The National Journal reported the rule change on Friday, which follows the ascension of conservative Democrat Cheri Bustos to DCCC chair. The DCCC’s independent-expenditure arm pays millions in contracts to consultants and connects them to Democratic campaigns, opportunities, and resources that a firm would be cut off to if it worked with a candidate that challenged incumbents.
The rule change seems tailor-made to protect conservative incumbents in deep-blue districts, such as Texas’ Henry Cuellar (who has been frequently mentioned by the left-wing electoral group Justice Democrats as ripe for a primary challenge) and Illinois’ Dan Lipinski, an anti-choice Democrat, one of the few members left in Congress who opposed Obamacare, and someone who barely beat back a primary challenge last year from nonprofit executive Marie Newman, who was endorsed by Illinois Democratic Reps. Jan Schakowsky and Luis Gutierrez. (Newman is reportedly raising money for another run against Lipinski next year.)

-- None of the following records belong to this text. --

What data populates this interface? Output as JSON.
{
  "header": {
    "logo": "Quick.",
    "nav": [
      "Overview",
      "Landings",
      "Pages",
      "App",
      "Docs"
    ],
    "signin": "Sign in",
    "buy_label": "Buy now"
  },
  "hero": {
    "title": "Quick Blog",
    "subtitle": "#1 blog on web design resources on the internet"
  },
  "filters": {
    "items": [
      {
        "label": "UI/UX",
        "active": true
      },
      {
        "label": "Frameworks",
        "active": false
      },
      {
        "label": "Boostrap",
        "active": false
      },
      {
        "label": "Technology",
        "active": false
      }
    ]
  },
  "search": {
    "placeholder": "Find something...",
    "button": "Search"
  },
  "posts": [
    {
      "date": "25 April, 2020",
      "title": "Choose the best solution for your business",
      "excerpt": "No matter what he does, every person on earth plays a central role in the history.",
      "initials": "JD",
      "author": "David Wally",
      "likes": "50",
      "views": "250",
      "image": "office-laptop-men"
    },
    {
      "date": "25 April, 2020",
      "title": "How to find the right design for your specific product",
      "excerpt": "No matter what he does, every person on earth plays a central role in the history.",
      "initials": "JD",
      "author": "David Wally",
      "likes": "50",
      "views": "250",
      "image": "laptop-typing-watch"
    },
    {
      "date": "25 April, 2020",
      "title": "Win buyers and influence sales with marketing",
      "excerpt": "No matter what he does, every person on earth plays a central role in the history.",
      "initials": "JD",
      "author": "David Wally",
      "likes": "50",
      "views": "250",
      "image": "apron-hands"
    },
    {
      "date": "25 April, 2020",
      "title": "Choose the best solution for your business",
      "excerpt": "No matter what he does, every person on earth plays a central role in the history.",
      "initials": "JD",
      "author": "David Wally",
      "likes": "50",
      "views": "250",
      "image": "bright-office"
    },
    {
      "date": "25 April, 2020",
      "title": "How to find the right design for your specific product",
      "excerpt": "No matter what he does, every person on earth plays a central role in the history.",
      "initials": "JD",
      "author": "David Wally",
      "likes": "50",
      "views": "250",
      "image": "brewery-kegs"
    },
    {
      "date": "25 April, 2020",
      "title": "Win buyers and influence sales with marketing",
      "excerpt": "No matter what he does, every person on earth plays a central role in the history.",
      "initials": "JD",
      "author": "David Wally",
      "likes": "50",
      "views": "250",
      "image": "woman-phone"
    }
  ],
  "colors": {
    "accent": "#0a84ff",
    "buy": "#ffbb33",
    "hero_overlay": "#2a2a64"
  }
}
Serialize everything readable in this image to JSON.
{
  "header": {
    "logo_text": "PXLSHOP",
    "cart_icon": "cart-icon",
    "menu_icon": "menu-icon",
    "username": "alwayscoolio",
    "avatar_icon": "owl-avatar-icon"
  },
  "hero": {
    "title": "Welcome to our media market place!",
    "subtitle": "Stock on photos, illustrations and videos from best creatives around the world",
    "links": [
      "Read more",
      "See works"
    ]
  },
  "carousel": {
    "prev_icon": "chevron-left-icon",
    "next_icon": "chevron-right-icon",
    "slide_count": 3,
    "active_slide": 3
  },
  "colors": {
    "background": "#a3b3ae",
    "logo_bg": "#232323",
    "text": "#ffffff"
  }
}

As Klein wrote, the potential Democratic incumbent challenger she met with had already been dropped by two consultants, clearly impacted by the DCCC’s threats to cut off potential funding and campaign opportunities, within six hours, and is considering abandoning the challenge altogether. And if all of that can happen in six hours, the next two years could be sorely disappointing for anyone who wants to use primaries to move the Democratic Party to the left.